Senate approves boost in $$ to county jails for housing state inmates, sends to governor
The Senate has voted 30-5 in favor of HB 533 , which raises the reimbursement rate that the state pays to county jails when it houses state prisoners there. The daily rate would rise from the current $45 to $55 for the first seven days that a state prisoner is in a county jail, and after seven days, it would rise to $75 a day.
Sen. Dan Foreman, R-Moscow, said the actual cost to counties of housing state prisoners runs around $81 a day, and the rate the state pays has only increased by $10 over the past 20 years. That, he said, leaves “the respective county taxpayers to make up the cost of this through their property taxes.”
The change could cost the state anywhere from $3 million to $11 million next year, but Foreman said, “It will provide just relief to our county property taxpayers by providing fair rates of pay.”
Sen. Jeff Agenbroad, R-Nampa, said the state Department of Correction has little control over moving prisoners out of county jails after seven days. “While I stand in favor of increasing the rates to the counties, I think this bill goes too far,” he said.

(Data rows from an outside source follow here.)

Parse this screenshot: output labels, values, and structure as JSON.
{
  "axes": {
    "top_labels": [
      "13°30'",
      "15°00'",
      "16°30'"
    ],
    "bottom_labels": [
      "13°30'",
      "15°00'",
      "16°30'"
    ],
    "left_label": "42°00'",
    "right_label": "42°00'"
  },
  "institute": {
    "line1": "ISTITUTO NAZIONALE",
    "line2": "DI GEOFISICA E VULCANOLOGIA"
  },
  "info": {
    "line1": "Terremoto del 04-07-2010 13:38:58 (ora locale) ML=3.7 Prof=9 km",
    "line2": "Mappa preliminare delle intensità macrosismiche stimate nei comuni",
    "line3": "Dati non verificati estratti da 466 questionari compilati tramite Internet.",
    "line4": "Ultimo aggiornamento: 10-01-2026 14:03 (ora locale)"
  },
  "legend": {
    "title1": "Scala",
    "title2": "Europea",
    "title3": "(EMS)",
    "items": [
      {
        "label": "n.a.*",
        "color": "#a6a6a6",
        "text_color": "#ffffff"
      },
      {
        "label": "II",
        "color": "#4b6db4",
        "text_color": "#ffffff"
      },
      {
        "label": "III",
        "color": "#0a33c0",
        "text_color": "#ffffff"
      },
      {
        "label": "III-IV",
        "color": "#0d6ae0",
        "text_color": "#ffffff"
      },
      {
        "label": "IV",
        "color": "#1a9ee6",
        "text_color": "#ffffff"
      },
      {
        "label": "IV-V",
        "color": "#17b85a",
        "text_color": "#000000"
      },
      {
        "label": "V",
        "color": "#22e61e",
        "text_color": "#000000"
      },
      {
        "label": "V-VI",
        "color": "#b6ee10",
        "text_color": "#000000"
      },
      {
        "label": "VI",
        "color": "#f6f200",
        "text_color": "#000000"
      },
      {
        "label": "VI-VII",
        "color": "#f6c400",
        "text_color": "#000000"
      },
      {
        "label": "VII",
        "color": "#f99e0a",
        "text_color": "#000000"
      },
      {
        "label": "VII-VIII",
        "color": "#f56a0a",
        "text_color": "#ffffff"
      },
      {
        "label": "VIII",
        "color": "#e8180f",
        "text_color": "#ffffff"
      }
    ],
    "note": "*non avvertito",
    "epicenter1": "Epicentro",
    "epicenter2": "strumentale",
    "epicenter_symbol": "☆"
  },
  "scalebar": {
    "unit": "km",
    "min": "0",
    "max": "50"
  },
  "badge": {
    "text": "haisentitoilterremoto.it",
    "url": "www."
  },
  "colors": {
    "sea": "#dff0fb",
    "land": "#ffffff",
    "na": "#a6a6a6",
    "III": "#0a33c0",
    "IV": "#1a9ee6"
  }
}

Sen. Shawn Keough, R-Sandpoint, agreed. “Our population is rising, our crime rate is rising, our prisoners are rising,” she said. “We will have to grapple as a state with building another prison. This bill doesn’t provide a range of flexibility, and it is something we could do better on.”
Sen. Abby Lee, R-Fruitland, spoke in favor of the bill. “Currently there is an incentive for the Department of Correction to save money by keeping these inmates in county facilities,” she said. Plus, she said offenders sentenced to state prisons on serious crimes shouldn’t be commingled with county jail inmates who are in for lesser offenses. “Several of our counties have come forward,” she said. “They simply are full, and they are full with inmates who really are the responsibility of the Department of Correction.”
Senate Judiciary Chair Patti Anne Lodge, R-Huston, also spoke in favor of the bill, which was proposed by the Idaho Sheriffs Association. “We need to be responsible for those prisoners,” she said. “We’ve been holding off for years in building new state prison facilities. … We need to step up and take this responsibility.”
The House-passed bill now heads to Gov. Butch Otter.